Ok so I have to share this one with everyone, despite how disturbing it is to me. So I had my standard male genitourinary and rectal exam a few weeks ago, and I just keep relaying one quote to everyone that asks how it went.
So we finished up the awkward exam of the male genitals (junk or twig and two berries if you will) and perenium (the taint or grundle for the anatomically disinclined). I've plucked this guys spermatic cords about 5 times and have had my finger up into his inguinal canal to feel his hernia...crossing all sorts of boundaries that I've never crossed with another man's junk, with minimal public display of discomfort. The patient/actor/educator turns around to the three of us males in the room and says:
"Hold up your hands."
We oblige. Pointing to the large-handed former football player, he deadpan says "Ok, you've got the biggest fingers, you're going to go first and open me up."

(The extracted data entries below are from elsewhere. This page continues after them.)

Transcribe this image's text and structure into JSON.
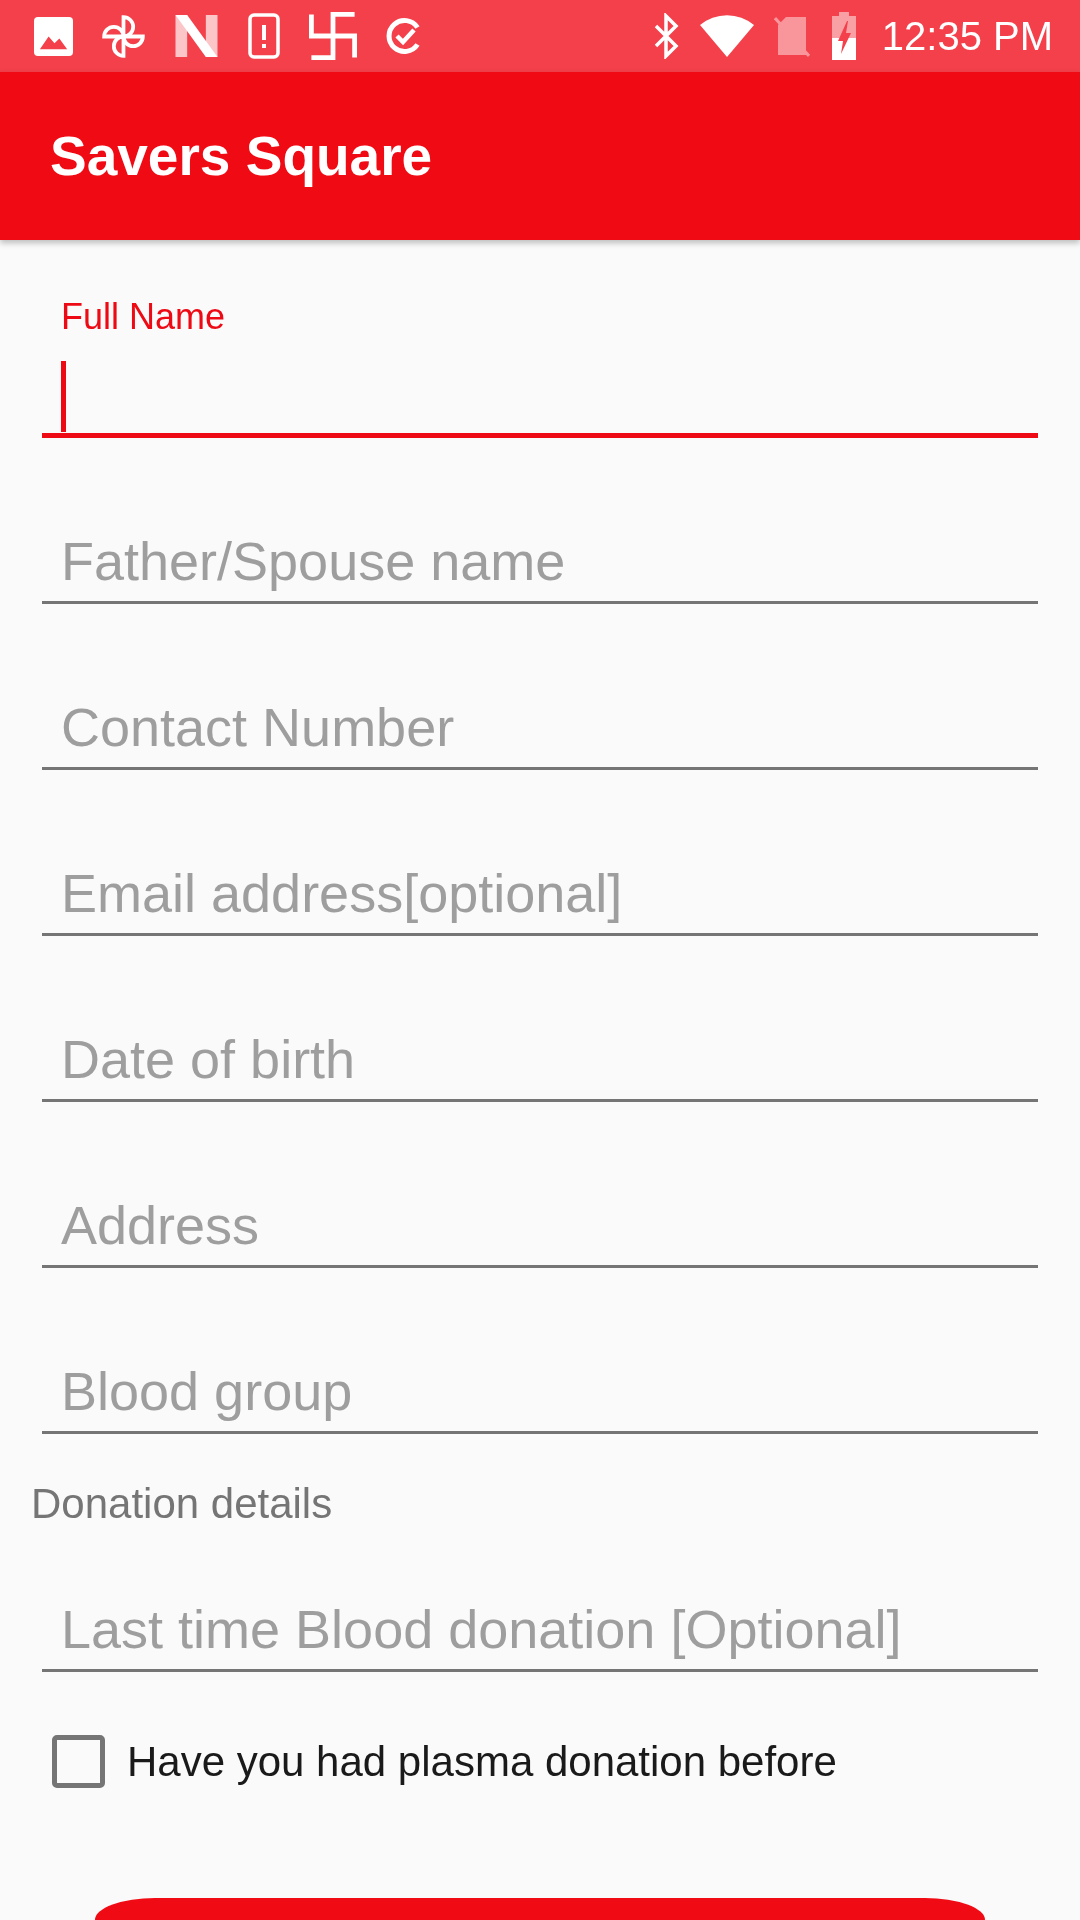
{
  "status_bar": {
    "time": "12:35 PM"
  },
  "app_bar": {
    "title": "Savers Square"
  },
  "personal_fields": [
    {
      "label": "Full Name",
      "focused": true
    },
    {
      "placeholder": "Father/Spouse name",
      "focused": false
    },
    {
      "placeholder": "Contact Number",
      "focused": false
    },
    {
      "placeholder": "Email address[optional]",
      "focused": false
    },
    {
      "placeholder": "Date of birth",
      "focused": false
    },
    {
      "placeholder": "Address",
      "focused": false
    },
    {
      "placeholder": "Blood group",
      "focused": false
    }
  ],
  "donation_section": {
    "heading": "Donation details",
    "fields": [
      {
        "placeholder": "Last time Blood donation [Optional]",
        "focused": false
      }
    ],
    "checkbox": {
      "label": "Have you had plasma donation before",
      "checked": false
    }
  },
  "bottom_button": {
    "kind": "filled"
  }
}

Great way to make things comfortable and welcoming for all with that visual aid...whilst I insert my fingers into your rectum...ugh.
Thanks for that again. I'll definitely be rushing to do my requisite 10 observed rectals on my surgery rotation in July after that experience.
1 comment:
That is awkward on so many levels. I don't know whether I should laugh or cry-- your posts seem to do that to me. *applauds*
I mean, if someone came up to you six years ago and told you you'd end up spending the majority of your young adult life sticking your fingers into people's nether regions, wouldn't you have called the police?